As for “skin in the game,” Ashbach told Eigner the $2.7 million grant from MnDOT Aeronautics is made up of taxes charged to airplane users, including the users of the Forest Lake airport, and he pointed out that the commission has already agreed to front airport fund reserves of $65,000 toward the $300,000 total. He added that the commission would likely be able to come up with more money over time and said that maintenance money from MnDOT will increase if the airport is paved; between the increased MnDOT money, airport funding and grants, Ashbach believes most, if not all, of future repairs to the runway as it ages can be paid for without city support. The current grant, which pays for 90 percent of the cost, is historically unusual; Ashbach said that in the past, the department typically only covered 80 percent of project costs when awarding similar grants.

Stegner said he was “strongly in favor” of the project, pointing out that when the Dohertys sold their land to the township at a steep discount – $1.8 million for 630 acres, what Ashbach called farmland prices in an area valued for residential opportunities – one of the couple’s goals was that the land uses could support the airport, with leases and land sales benefiting the facility’s operations. Instead, he said, the city has given much of that land away or used it for things that have not profited the airport, citing the YMCA, Fenway Fields, the FLAAA Sports Center and the Teamvantage location as community assets that sit on the family’s former property.

“All of those are great uses for the property, but my concern is, had it not been for us giving it away, we would have the revenues to build this,” Stegner said. “In my mind, for the spirit and intent of what it was there for, I think the city should be funding that.”

Ashbach agreed with the sentiment, saying that in addition to the airport’s fiscal independence and city revenues, it also serves as a community asset. He pointed out that it’s not uncommon for business to be done through the airport, as well as the airport serving as a hub for personal visits to town. He added that residents flock to the facility each year for the airport’s popular fly-in open house event and said that if not for the Dohertys’ sale to the city, the area would likely be filled with homes rather than boasting multiple community gathering areas and public space.

“Some people don’t want to hear this, but I truly believe the community must celebrate what the Dohertys did,” he told The Times after the meeting. “They didn’t want to see houses over all of their property. They wanted to see public open space and public uses. The benefit of their … gift is that we have over 200 acres of public uses.”

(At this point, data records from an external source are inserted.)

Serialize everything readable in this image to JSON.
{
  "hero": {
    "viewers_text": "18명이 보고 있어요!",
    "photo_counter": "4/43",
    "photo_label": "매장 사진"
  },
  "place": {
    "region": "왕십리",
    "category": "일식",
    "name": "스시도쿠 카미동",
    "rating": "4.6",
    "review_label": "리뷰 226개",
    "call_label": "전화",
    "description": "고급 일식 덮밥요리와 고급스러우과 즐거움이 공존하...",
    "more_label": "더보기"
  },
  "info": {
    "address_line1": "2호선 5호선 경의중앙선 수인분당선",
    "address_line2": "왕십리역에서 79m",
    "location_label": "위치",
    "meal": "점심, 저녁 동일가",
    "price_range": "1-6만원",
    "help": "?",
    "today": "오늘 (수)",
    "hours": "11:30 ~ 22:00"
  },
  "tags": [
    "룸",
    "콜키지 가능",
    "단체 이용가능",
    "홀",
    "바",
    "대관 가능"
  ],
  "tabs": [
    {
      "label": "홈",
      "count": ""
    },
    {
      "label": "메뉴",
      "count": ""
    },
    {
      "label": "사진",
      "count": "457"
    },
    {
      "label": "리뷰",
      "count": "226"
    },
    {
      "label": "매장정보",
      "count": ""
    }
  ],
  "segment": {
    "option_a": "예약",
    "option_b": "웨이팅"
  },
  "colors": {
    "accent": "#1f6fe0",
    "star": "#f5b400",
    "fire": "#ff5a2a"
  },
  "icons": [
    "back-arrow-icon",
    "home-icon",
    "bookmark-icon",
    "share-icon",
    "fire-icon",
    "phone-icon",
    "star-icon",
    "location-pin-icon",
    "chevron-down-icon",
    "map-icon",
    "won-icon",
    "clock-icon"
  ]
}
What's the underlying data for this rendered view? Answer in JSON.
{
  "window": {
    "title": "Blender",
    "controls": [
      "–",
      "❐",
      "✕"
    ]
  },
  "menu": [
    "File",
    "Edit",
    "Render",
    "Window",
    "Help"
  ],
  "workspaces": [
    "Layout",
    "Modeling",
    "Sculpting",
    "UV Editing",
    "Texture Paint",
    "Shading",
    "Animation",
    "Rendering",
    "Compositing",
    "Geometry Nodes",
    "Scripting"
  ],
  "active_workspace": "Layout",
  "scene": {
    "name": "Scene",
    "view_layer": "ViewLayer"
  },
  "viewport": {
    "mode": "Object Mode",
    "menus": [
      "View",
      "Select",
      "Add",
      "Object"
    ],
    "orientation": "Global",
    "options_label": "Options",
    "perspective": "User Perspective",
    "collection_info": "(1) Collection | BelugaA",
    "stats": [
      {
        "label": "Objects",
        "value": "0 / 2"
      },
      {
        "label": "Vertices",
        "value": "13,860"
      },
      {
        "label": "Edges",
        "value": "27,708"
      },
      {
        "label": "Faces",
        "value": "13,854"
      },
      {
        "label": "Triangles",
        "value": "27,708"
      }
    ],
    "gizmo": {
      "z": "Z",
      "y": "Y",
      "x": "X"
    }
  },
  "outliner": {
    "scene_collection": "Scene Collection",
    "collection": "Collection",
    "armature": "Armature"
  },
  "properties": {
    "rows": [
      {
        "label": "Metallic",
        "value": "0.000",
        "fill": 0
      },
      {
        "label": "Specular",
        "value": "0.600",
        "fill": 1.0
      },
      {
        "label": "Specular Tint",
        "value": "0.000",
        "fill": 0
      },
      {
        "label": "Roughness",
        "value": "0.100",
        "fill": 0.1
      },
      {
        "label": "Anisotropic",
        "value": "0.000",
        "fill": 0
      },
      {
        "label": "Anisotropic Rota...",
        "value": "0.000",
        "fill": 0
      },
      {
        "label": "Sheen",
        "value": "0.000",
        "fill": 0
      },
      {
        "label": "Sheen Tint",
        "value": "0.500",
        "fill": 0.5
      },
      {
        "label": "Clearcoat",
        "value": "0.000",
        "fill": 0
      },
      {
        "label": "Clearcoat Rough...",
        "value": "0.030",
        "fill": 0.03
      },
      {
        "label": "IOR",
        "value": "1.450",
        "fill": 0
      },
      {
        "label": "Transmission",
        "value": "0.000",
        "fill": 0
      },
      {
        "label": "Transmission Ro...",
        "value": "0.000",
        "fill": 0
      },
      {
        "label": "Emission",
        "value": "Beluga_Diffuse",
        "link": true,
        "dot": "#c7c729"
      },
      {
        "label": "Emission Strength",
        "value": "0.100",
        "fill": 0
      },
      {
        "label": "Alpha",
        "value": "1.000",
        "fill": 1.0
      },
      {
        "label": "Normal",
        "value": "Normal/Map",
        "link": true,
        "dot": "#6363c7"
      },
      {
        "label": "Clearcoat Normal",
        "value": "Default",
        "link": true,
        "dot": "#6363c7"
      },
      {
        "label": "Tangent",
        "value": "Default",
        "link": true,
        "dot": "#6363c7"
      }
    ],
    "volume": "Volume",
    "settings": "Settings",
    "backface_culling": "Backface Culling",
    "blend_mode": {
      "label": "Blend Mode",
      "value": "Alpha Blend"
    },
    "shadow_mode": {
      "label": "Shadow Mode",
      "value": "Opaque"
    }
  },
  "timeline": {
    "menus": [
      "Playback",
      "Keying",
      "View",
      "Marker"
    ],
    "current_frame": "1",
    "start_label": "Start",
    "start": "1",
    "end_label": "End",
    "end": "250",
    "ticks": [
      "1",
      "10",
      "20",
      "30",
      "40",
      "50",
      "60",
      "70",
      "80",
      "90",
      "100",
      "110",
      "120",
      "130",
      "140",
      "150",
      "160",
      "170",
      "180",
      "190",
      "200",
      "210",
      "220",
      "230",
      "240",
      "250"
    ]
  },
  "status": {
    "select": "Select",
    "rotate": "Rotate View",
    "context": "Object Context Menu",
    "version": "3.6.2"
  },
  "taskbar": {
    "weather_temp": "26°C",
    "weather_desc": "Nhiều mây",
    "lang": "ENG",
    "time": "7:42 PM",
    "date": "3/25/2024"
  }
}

The council members ultimately told Ashbach and the commission that they respected the airport’s community contribution and were willing to commit the funding if the commission paid back half of the cost over time. The lone no vote was from Freer, who said he believed he would support the project but wanted more time to research it. Besides the $89,000 in the 2016 budget and the $65,000 from the airport fund, the city will likely pay the rest of the cost, if the grant is approved, from excess city revenues and the 2017 budget, until the airport commission can pay back its half.
The grant is not a sure thing, though Ashbach said MnDOT believes Forest Lake fills a need for a paved airport runway in the area. The grant request and approval process will begin this winter. If approved, construction will likely start in the summer of 2016 and complete in the summer of 2017.